10. A battery part configured to be embedded in battery container material, the battery part comprising:

a bushing portion having a through-hole; and

a connector portion extending from the bushing portion generally perpendicular to a longitudinal axis of the through-hole, the connector portion including: means for receiving an electrical connection; a side surface portion adjacent the means for receiving an electrical connection; and at least one container material engagement feature positioned on the side surface portion, wherein the container material engagement feature includes opposing flanges defining an opening to a channel, and wherein the flanges extend toward each other and are approximately level with an exterior surface of the side surface portion.

11. The battery part of claim 10 wherein the opposing flanges of the at least one container material engagement feature are joined together to form a continuous rim around the channel.

12. The battery part of claim 11 wherein the side surface portion is a first side surface portion, wherein the battery part includes a plurality of additional side surface portions, and wherein the at least one container material engagement feature comprises a plurality of container material engagement features disposed on the plurality of side surface portions.

13. The battery part of claim 10 wherein the side surface portion is a first side surface portion, wherein the battery part includes a plurality of additional side surface portions, and wherein the at least one container material engagement feature extends around the connector portion, along each of the plurality of side surface portions.

14. The battery part of claim 10 wherein the bushing portion includes an annular container material engagement feature extending continuously around the through-hole on an exterior surface of the bushing portion.

15. The battery part of claim 14 wherein the annular container material engagement feature is a first annular container material engagement feature, the exterior surface is a first exterior surface, and wherein the bushing portion further includes a second annular container material engagement feature extending continuously around the through-hole on a second exterior surface of the bushing portion.
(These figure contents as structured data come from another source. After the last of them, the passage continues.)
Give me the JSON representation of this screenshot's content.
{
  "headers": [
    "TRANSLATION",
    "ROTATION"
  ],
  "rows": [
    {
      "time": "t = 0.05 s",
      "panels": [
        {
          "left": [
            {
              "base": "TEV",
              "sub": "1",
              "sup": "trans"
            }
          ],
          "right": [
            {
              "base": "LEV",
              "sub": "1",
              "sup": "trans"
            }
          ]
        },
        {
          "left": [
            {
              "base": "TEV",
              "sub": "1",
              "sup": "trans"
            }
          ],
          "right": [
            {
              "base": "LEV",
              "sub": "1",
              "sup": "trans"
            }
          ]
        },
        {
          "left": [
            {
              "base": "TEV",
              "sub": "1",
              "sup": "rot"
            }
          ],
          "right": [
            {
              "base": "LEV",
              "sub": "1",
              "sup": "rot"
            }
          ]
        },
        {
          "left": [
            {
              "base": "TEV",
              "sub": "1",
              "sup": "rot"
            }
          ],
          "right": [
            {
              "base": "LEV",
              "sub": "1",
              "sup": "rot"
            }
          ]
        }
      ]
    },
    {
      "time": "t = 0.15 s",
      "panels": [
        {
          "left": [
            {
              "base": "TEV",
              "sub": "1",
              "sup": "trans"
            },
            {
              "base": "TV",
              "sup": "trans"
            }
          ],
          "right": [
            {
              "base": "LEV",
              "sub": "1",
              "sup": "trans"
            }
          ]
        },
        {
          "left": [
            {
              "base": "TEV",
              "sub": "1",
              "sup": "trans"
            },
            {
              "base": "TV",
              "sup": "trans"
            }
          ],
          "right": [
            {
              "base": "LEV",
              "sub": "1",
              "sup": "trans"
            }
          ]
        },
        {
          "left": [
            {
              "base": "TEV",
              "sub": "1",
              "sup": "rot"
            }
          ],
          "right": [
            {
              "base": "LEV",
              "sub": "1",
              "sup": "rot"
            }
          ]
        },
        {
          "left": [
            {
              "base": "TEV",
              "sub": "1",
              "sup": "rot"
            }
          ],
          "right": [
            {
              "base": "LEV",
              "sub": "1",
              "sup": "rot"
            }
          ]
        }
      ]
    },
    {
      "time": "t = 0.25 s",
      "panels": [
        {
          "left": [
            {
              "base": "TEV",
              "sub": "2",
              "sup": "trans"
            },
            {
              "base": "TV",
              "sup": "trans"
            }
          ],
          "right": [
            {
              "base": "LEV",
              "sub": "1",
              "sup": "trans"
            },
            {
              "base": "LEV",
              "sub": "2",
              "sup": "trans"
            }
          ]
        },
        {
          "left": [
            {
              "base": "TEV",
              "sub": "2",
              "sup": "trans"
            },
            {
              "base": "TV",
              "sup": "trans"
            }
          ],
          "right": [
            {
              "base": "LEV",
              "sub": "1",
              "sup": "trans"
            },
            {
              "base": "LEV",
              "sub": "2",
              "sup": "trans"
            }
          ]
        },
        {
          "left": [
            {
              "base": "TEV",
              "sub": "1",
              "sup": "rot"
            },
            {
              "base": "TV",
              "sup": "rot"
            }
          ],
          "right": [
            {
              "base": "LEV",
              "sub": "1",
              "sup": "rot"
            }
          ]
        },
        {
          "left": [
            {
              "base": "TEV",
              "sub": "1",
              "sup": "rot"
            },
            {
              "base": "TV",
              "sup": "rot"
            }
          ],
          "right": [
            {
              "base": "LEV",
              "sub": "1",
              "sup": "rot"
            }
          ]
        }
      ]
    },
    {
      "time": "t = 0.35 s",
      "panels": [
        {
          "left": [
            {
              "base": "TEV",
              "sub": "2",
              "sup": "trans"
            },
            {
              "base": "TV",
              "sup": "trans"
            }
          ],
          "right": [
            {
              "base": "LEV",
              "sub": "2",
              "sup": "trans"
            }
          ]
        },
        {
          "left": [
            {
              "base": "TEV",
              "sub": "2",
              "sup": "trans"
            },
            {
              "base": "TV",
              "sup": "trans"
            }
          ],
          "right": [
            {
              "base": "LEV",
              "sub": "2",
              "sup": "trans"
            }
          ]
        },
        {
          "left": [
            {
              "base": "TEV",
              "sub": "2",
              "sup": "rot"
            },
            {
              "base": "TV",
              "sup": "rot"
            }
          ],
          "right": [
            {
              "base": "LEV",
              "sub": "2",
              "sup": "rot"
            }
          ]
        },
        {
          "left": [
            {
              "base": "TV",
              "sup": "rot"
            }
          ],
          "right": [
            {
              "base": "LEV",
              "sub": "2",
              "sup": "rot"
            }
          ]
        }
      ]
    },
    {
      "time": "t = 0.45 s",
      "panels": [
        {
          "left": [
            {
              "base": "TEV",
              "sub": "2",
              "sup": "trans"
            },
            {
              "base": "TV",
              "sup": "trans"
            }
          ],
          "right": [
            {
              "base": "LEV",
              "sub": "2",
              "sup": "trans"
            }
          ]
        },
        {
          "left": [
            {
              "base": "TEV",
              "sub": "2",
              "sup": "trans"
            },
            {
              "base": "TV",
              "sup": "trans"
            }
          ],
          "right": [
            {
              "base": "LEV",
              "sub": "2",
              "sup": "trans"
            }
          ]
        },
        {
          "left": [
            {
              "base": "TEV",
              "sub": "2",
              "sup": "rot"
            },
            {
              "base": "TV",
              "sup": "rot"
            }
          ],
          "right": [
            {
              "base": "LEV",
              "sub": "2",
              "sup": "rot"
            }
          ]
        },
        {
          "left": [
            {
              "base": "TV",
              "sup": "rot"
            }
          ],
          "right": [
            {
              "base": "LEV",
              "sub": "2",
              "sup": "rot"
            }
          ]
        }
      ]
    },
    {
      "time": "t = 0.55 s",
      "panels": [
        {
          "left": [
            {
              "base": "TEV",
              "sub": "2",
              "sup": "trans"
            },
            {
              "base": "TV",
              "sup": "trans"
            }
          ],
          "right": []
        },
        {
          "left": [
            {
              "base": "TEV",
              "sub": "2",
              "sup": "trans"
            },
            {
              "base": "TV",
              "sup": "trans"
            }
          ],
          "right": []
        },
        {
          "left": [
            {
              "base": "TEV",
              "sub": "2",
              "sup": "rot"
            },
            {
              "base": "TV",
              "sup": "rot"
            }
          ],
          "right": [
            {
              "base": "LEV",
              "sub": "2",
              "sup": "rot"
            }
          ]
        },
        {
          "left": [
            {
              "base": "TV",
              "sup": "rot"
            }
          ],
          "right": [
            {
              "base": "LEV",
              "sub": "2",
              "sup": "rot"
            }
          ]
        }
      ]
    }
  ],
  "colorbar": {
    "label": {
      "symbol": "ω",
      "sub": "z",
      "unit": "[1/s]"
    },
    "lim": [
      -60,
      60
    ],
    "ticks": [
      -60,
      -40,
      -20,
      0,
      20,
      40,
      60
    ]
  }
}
16. The battery part of claim 10 wherein the opening to the channel has a first width, and wherein an interior portion of the channel has a second width, the second width being greater than the first width.

17. The battery part of claim 10 wherein the bushing portion includes a first plurality of sealing rings, and wherein the connector portion further includes a second plurality of sealing rings.

18. The battery part of claim 10 wherein the means for providing an electrical connection includes a threaded bore for receiving a threaded fastener, and wherein the threaded bore extends generally perpendicular to the longitudinal axis of the through-hole.

19. A method for making a battery part, the method comprising:

forming a through-hole in a portion of lead;

forming a surface on the portion of lead that extends radially outward from a longitudinal axis of the through-hole;

forming a pair of opposing flanges on the surface that protrude outwardly from the surface;

forming a groove in the surface between the opposing flanges, the groove having a first width; and

pressing the opposing flanges toward the surface and toward each other to form an opening to the groove having a second width, less than the first width.

20. The method of claim 19 wherein forming a through-hole in a portion of lead includes forming a through-hole in a battery terminal, and wherein forming the pair of opposing flanges and forming the groove includes forming the pair of opposing flanges and forming the groove around the entire battery terminal.

21. The method of claim 19, further comprising embedding the battery part in a battery container by flowing liquid container material over the groove.

22. The method of claim 19 wherein forming a pair of opposing flanges that protrude above the surface includes forming the pair of opposing flanges with beveled outer surfaces.

23. The method of claim 22 wherein pressing the flanges down and toward each other to form an opening to the groove includes pressing the flanges down until they are generally flat at a crimp level below the initial surface level.